Then answer me this what happen if the two frequencies are hit at the same time, What does the amplifier see then? It seems the sim is showing the the two different frequencies but not at the same time.
Lets assume an ideal 8 ohm tweeter and mid-woofer, with a perfect infinite slope crossover at 2 kHz. So perfect that at 1,999.99999999 Hz 100% goes to the mid-woofer and at exactly 2kHz it all goes to the tweeter. You would have an amplifier load that is exactly like a single, ideal 8 ohm driver without a crossover.
We know that current = V/R, but how would we ever calculate the current for complex music?
Imagine a test tones with two notes, 500 Hz and 4 kHz. 8Vrms each, with the peak voltage 2x the peak of either by itself.
In this case we have 2 A, because you take each section and add them.
8 Vrms @4kHz / 8 Ohms = 1Arms tweeter
8 Vrms @500 Hz / 8 Ohms = 1Arms mid woofer
Now imagine we use the same test tone and add a true woofer below 200 Hz, converting into a 3-way:
8V / 8 Ohms = 1A tweeter
8V / 8 Ohms = 1A mid
0V / 8 Ohms = 0A woofer
We added a 3rd driver, but the current did not rise.
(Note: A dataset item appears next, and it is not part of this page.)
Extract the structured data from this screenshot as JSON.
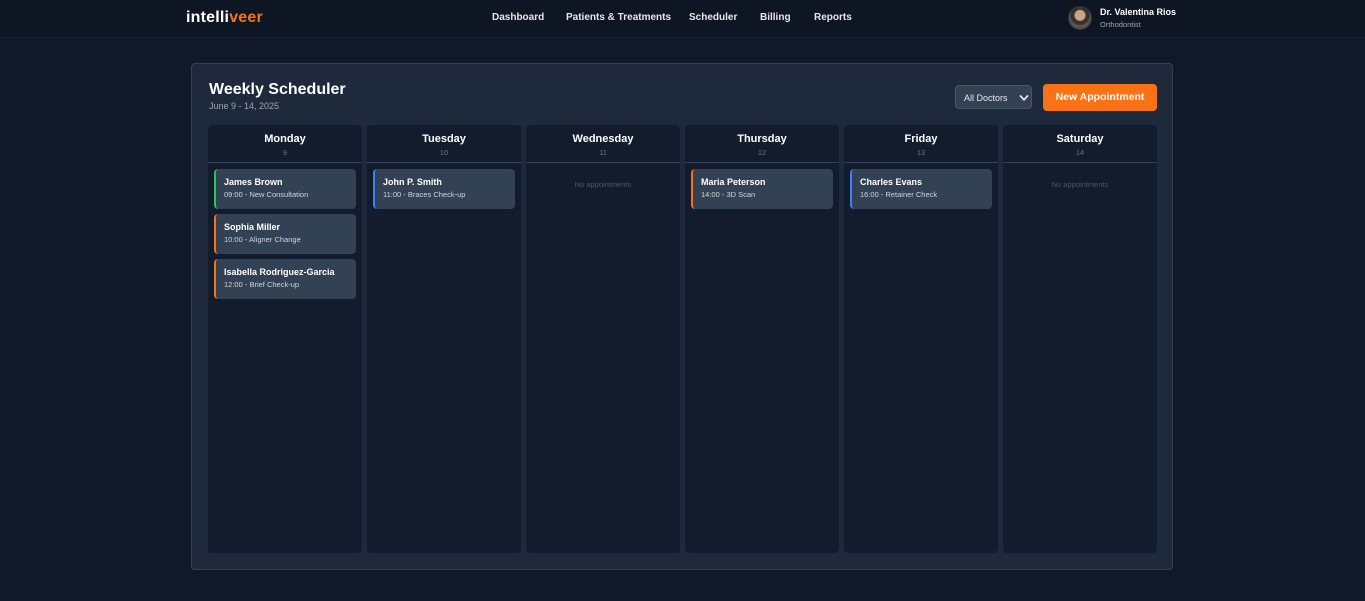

Calculating a total R of of 8/3 will not work here.
Let’s this time use a new test tone at 200 Hz but nothing else.
0V / 8 Ohms = 0A tweeter
0V / 8 Ohms = 0A mid
8V @200 Hz / 8 Ohms = 1A woofer
Again, the current is entirely dependent on the section it went to. In all of these cases, the answer is that the current and power is identical to a single driver because of the magic brick wall filter sections used. Real filters are not ideal, but not too far off these examples we can't use them, and where the impedance curve drops to the impedance of the single driver you can see it is working very much like these examples.
Of course, multi way speakers and music is complicated and ideally resistive drivers almost never exist, and never match other driver types. :D You can’t really do this with music without a digital sampling mechanism, but i hope you can see that no, the drivers don’t add up the same way in an AC circuit with filters.
In the post I sent you I use a VERY typicical type of speaker build and crossover design, one you’ll find 100s of examples of in Stereophile. That peak between the mid and tweeter is the combination of the low and high pass filters. Split them apart, they go to infinity. Put them back together, either with jumpers at the speaker or bi wiring to the amp, and they meet in the middle at an amount a lot less than invinity, but a lot more than either driver.